A BDC method is something you can do with the Business Data Catalog Entity, such as return all its rows, or return a specific row based on its identifier value.
There are four method types you can add to Business Data Catalog Application Definition File and they define how your BDC data should be used within Sharepoint. Here they are
1) Finder method – Returns all the rows of Business Data Catalog entity.
2) Specific Finder Method - Returns one specific row based on the entity’s identifier value passed in as a parameter.
3) ID Enumerator – Returns all the identifier values’ of an entity.
4) Generic Invoker – This is a custom method that a user can define for a BDC entity and then use in custom solutions via BDC API.
Depending on how you want to use your BDC data within SharePoint will impact which methods you create in your application definition file.
Finder Method
Business Data List Web Part
Business Data Column (item picker)
SpecificFinder
Business Data Item Web Part
Business Data Column
BDC Profile Page
BDC Search
IDEnumerator
BDC Search
To define method for BDC entity, you should add <methods> tag to the already defined entity, and within each <method> tag define your method’s type, parameters, properties, filters,etc.
<Methods>
<Method name=”GetProducts”>
// Properties
// Filter Descriptors
// Parameters
// Method Instances
<Method>
<Methods>
Properties - If you are defining a database entity and method you should define RDBCommandText and RDBCommandType Properties in your method.

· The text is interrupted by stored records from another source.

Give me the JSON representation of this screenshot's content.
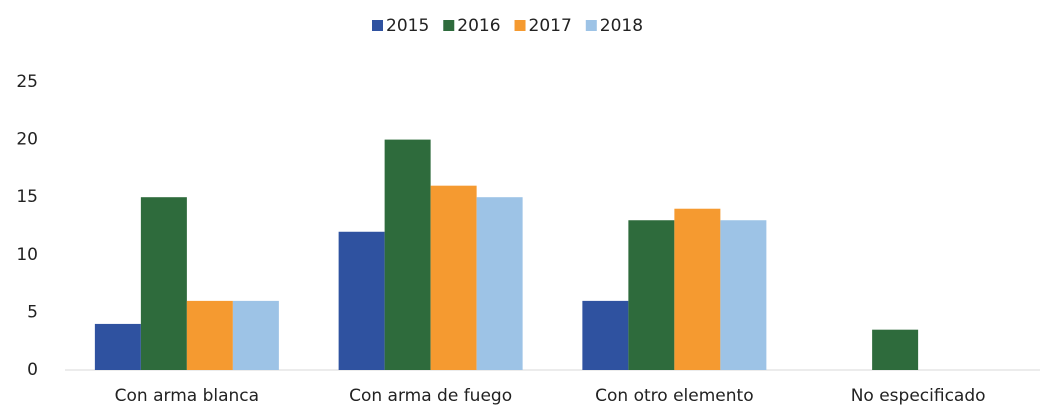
{
  "chart_data": {
    "type": "bar",
    "categories": [
      "Con arma blanca",
      "Con arma de fuego",
      "Con otro elemento",
      "No especificado"
    ],
    "series": [
      {
        "name": "2015",
        "color": "#2f52a0",
        "values": [
          4,
          12,
          6,
          0
        ]
      },
      {
        "name": "2016",
        "color": "#2e6b3c",
        "values": [
          15,
          20,
          13,
          3.5
        ]
      },
      {
        "name": "2017",
        "color": "#f59a30",
        "values": [
          6,
          16,
          14,
          0
        ]
      },
      {
        "name": "2018",
        "color": "#9dc3e6",
        "values": [
          6,
          15,
          13,
          0
        ]
      }
    ],
    "ylim": [
      0,
      25
    ],
    "yticks": [
      0,
      5,
      10,
      15,
      20,
      25
    ],
    "grid": false,
    "legend": "top"
  }
}
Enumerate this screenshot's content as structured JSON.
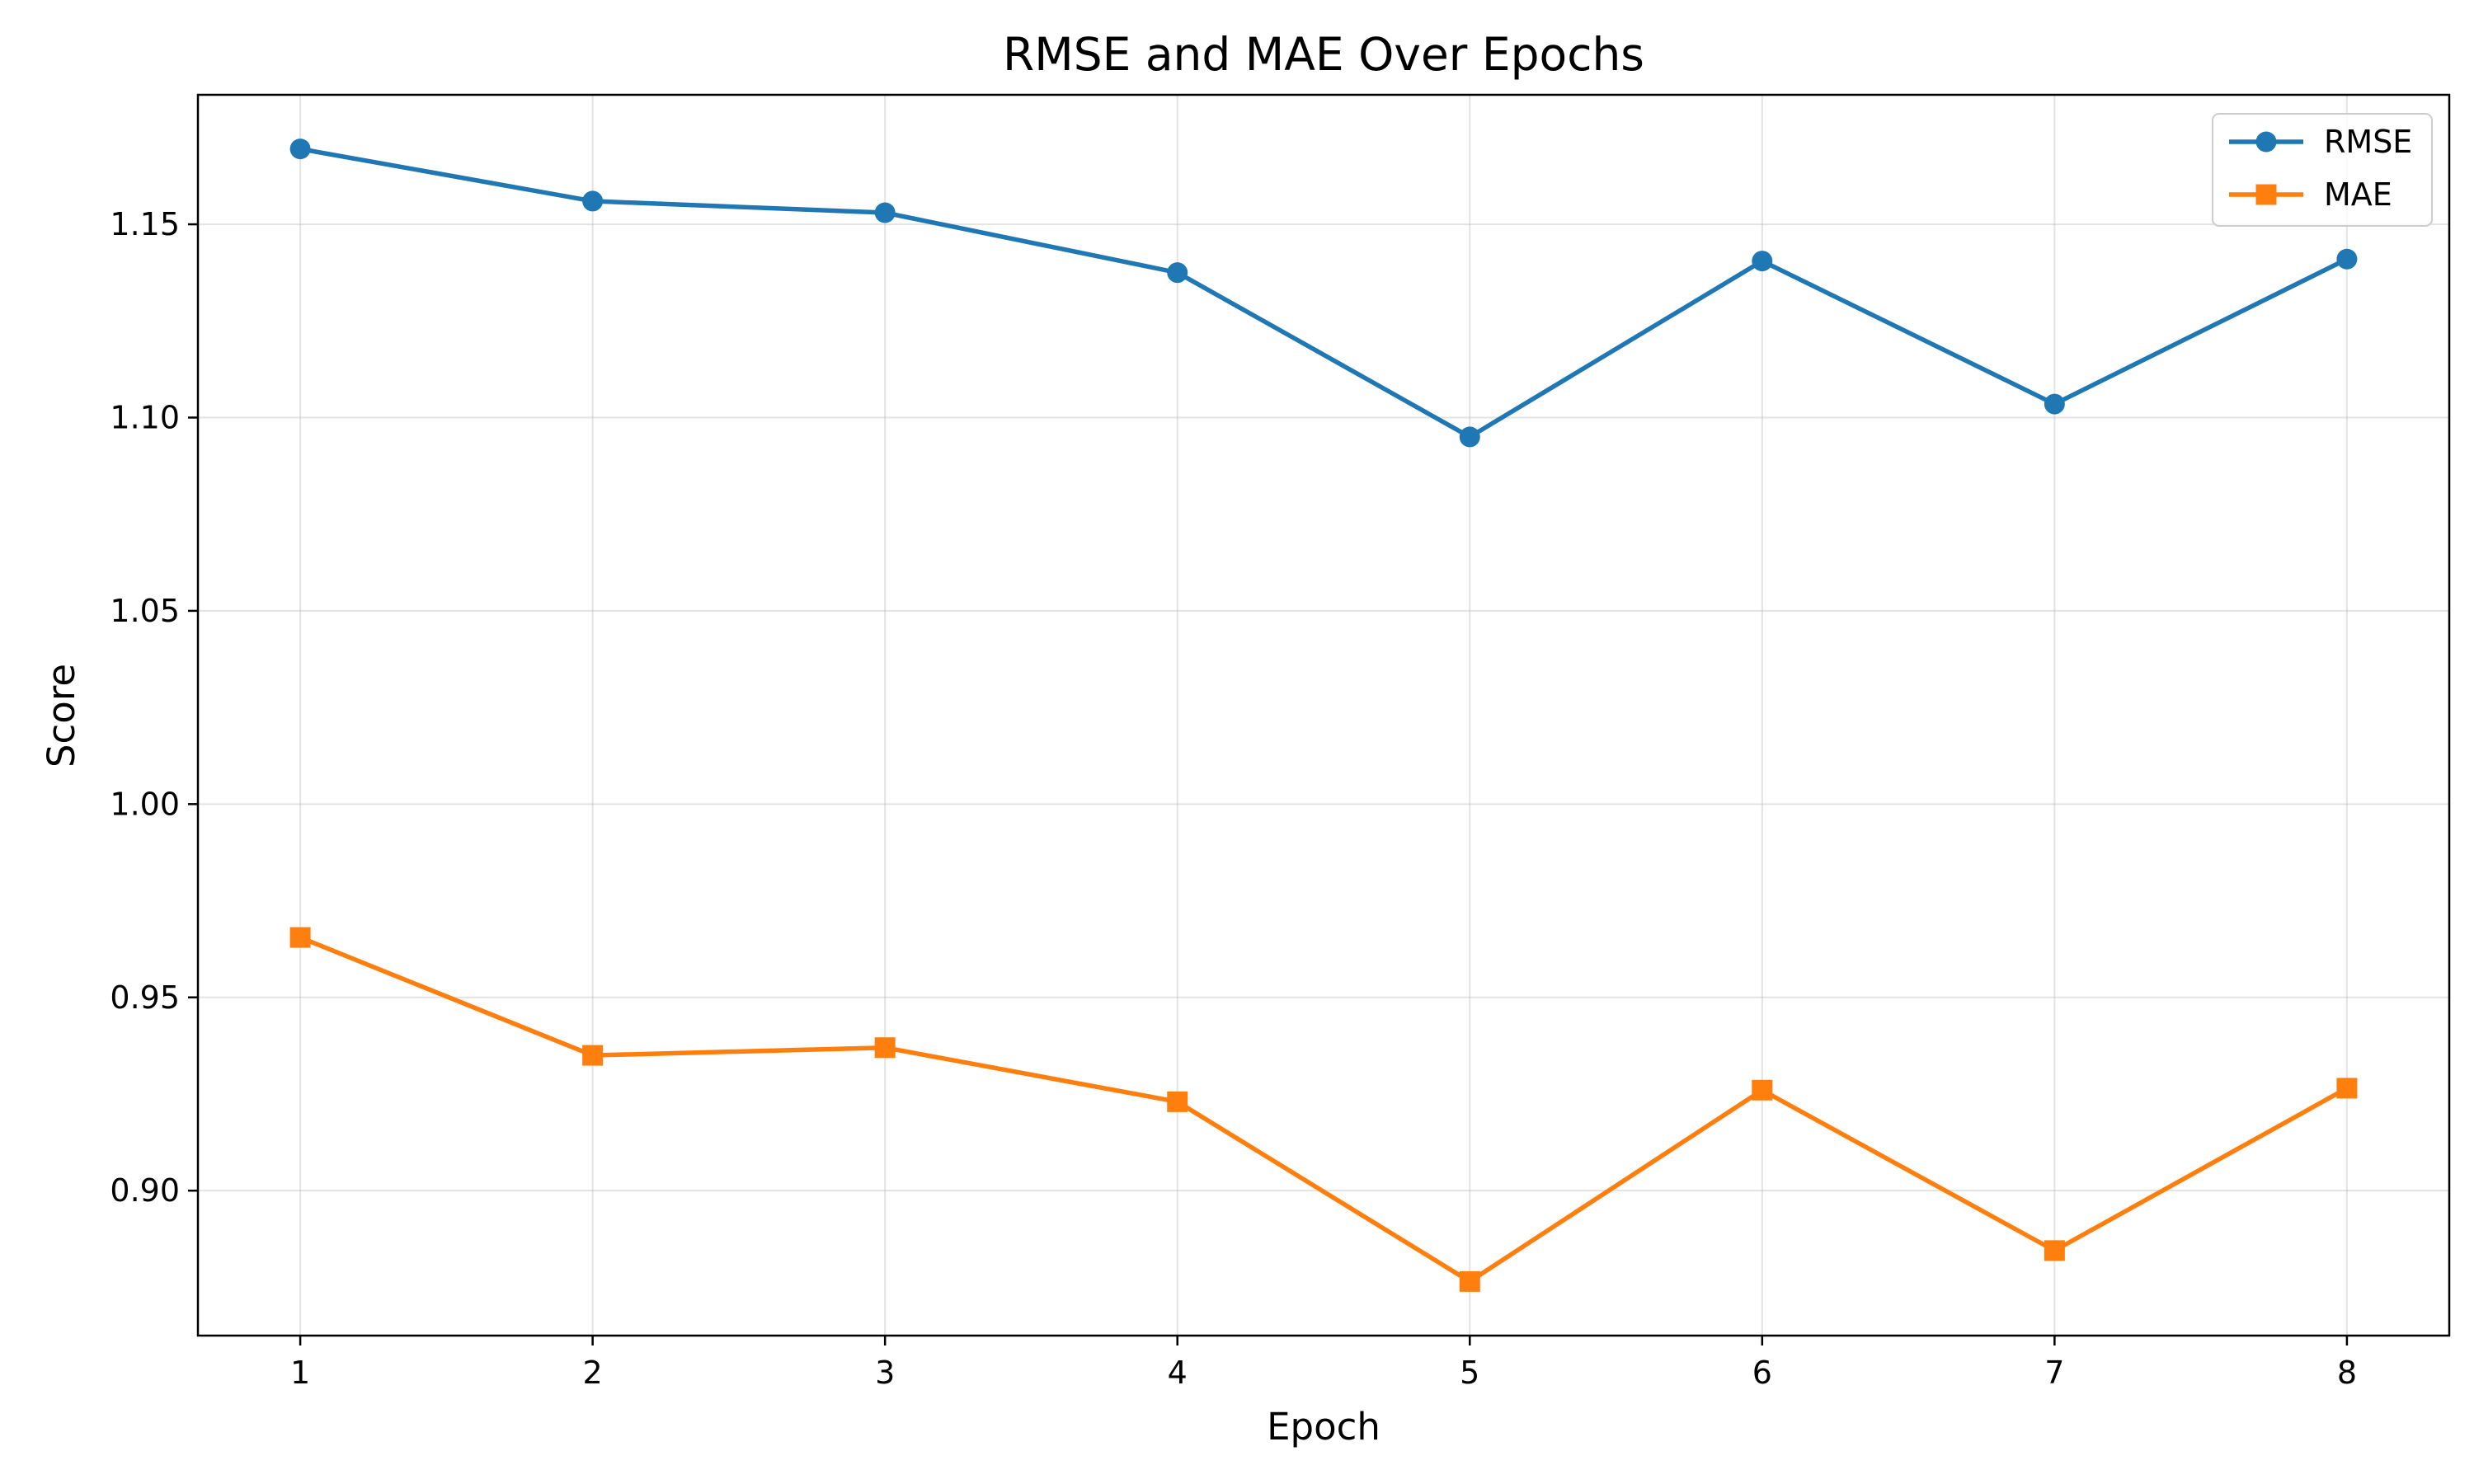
{
  "chart_data": {
    "type": "line",
    "title": "RMSE and MAE Over Epochs",
    "xlabel": "Epoch",
    "ylabel": "Score",
    "x": [
      1,
      2,
      3,
      4,
      5,
      6,
      7,
      8
    ],
    "xlim": [
      0.65,
      8.35
    ],
    "ylim": [
      0.8625,
      1.1835
    ],
    "xticks": [
      1,
      2,
      3,
      4,
      5,
      6,
      7,
      8
    ],
    "yticks": [
      0.9,
      0.95,
      1.0,
      1.05,
      1.1,
      1.15
    ],
    "ytick_labels": [
      "0.90",
      "0.95",
      "1.00",
      "1.05",
      "1.10",
      "1.15"
    ],
    "grid": true,
    "legend_position": "top-right",
    "series": [
      {
        "name": "RMSE",
        "color": "#1f77b4",
        "marker": "circle",
        "values": [
          1.1695,
          1.156,
          1.153,
          1.1375,
          1.095,
          1.1405,
          1.1035,
          1.141
        ]
      },
      {
        "name": "MAE",
        "color": "#ff7f0e",
        "marker": "square",
        "values": [
          0.9655,
          0.935,
          0.937,
          0.923,
          0.8765,
          0.926,
          0.8845,
          0.9265
        ]
      }
    ]
  }
}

Filter Descriptors - As we know a Business Data Catalog finder method returns all the rows of BDC entity, so the appropriate select query could return lots of rows which is not good. It may make sense if we can filter the data we want to view. To do that, we can add filter descriptors within <method> tag.
Parameters - There are two types of parameters, with “In” and “Return” direction.
In Parameters should be used in conjunction with any Filter Descriptor you define. Also your Specific Finder method will need in parameters for each identifier in your entity so this method can return a unique row of data.
The data structure being returned by your BDC method should defined as a Return parameter.
Method Instances - a method is defined as a certain type (eg Finder, Specific Finder etc) by being tagged with a MethodInstance element. Through the clever use of parameters it is possible to have a single method defined as a Finder and SpecificFinder methodinstance - but it makes debugging and maintenance of your application definition files hard. In our experience it is always better to have seperate methods for each method instance type.
Defining BDC Methods in your application definition file from scratch is pretty complex, but using BDC Meta Man you can define methods for entities very easily.
You just need drag and drop the entity on design surface, edit it and move to the Methods tab, and you will find Finder, Specific Finder and ID Enumerator already defined for you. You can just modify it if you want, create filters, modify parameters,etc.